Answer
$\dfrac{2 \pi}{3}(2 \sqrt{2}-1)$
Work Step by Step
We have: $z=f(x,y)=xy$, with $
D=\left\{ (x, y) | x^{2}+y^{2} \leq 1\right\}$
and $f_{x}=y, \space f_{y}=x$
The surface area of the part $z=f(x,y)$ can be written as: $A(S)=\iint_{D} \sqrt {1+(f_x)^2+(f_y)^2} dx \ dy$
and, $\iint_{D} dA$ is the projection of the surface on the xy-plane.
Now, the area of the given surface is: $A(S)=\iint_{D} \sqrt{y^{2}+x^{2}+1} d A $
and, $\iint_{D} dA$ is the area of the region inside $D$.

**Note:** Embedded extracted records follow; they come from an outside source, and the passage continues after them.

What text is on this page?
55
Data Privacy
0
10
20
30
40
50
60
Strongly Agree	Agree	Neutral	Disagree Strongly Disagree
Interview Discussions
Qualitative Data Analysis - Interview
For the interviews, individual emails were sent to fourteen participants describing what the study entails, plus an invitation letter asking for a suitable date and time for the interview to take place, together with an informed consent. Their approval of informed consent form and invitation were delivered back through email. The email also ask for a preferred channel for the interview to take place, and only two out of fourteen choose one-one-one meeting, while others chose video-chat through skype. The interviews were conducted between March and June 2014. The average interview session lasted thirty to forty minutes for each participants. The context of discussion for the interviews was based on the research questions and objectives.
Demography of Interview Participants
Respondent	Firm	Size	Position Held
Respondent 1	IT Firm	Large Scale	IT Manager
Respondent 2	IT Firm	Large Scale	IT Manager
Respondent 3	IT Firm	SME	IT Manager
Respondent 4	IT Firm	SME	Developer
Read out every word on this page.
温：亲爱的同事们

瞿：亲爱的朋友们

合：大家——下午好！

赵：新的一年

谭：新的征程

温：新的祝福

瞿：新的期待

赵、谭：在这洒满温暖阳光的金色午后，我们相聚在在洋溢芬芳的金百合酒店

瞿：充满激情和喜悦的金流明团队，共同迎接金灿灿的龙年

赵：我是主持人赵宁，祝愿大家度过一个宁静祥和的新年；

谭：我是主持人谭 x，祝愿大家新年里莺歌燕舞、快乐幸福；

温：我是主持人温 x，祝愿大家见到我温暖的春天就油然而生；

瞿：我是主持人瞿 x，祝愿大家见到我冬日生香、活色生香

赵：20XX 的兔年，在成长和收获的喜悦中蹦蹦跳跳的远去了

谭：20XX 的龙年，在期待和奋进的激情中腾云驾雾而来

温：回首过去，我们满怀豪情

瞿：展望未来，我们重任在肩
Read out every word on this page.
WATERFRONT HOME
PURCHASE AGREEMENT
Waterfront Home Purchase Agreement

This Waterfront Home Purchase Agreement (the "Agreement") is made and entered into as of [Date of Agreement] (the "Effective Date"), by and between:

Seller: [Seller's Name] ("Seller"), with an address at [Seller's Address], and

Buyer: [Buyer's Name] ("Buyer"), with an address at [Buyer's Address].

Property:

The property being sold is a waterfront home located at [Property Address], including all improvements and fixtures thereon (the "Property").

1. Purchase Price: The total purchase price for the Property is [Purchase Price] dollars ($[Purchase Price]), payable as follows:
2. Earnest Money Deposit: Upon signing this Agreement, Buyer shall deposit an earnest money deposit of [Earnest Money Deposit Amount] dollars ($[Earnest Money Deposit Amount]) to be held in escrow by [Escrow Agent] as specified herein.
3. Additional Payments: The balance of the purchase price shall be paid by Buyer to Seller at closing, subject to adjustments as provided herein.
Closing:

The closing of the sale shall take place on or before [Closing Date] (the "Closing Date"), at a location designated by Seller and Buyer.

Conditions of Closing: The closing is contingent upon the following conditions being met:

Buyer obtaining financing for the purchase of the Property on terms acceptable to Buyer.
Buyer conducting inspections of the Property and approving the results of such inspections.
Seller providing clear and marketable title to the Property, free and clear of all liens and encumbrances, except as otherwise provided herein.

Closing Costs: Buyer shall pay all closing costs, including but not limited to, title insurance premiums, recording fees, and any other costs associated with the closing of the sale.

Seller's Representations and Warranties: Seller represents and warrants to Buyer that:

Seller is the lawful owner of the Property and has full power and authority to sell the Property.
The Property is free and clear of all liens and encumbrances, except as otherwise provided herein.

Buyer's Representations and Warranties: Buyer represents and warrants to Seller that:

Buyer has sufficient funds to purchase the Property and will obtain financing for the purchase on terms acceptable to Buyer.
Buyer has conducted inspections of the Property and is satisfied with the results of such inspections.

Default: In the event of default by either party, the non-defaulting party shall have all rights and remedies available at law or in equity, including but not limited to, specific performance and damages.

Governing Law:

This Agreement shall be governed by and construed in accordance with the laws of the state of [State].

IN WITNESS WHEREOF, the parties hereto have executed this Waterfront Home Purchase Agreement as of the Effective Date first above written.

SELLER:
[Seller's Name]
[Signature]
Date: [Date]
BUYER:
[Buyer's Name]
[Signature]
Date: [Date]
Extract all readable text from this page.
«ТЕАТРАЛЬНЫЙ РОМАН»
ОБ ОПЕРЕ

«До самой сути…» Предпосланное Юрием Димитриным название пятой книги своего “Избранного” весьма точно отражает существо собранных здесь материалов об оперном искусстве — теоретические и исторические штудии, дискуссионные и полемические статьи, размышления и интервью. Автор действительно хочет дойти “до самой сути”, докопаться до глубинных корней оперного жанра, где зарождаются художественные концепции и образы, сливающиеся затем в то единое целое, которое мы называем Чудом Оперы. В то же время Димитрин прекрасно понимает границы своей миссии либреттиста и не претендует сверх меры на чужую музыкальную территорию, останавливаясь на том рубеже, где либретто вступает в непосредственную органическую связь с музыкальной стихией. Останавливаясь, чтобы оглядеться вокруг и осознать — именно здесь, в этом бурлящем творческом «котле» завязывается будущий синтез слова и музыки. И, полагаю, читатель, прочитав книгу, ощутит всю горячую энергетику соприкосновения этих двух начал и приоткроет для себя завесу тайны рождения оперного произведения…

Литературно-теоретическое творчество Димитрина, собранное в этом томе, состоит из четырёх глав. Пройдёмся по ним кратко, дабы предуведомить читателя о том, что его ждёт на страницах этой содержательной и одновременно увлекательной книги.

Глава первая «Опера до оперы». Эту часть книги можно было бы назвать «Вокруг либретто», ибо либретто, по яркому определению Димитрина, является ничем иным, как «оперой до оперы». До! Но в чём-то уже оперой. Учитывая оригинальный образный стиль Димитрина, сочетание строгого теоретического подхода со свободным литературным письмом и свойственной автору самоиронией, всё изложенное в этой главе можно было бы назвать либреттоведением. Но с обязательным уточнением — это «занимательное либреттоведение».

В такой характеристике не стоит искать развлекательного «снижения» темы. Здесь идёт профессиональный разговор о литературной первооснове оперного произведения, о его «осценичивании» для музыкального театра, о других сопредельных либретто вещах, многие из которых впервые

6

We can use the polar co-ordinates because of the part $x^2+y^2+z^2$
Therefore, $A(S) =\int_{0}^{2 \pi} \int_{0}^{1} \sqrt{r^{2}+1} r d r d \theta \\
=\int_{0}^{2 \pi}\left[\dfrac{1}{3}\left(r^{2}+1\right)^{3 / 2}\right]_{0}^{1} d \theta \\
=\int_{0}^{2 \pi} \dfrac{1}{3}(2 \sqrt{2}-1) d \theta \\
=\dfrac{2 \pi}{3}(2 \sqrt{2}-1)$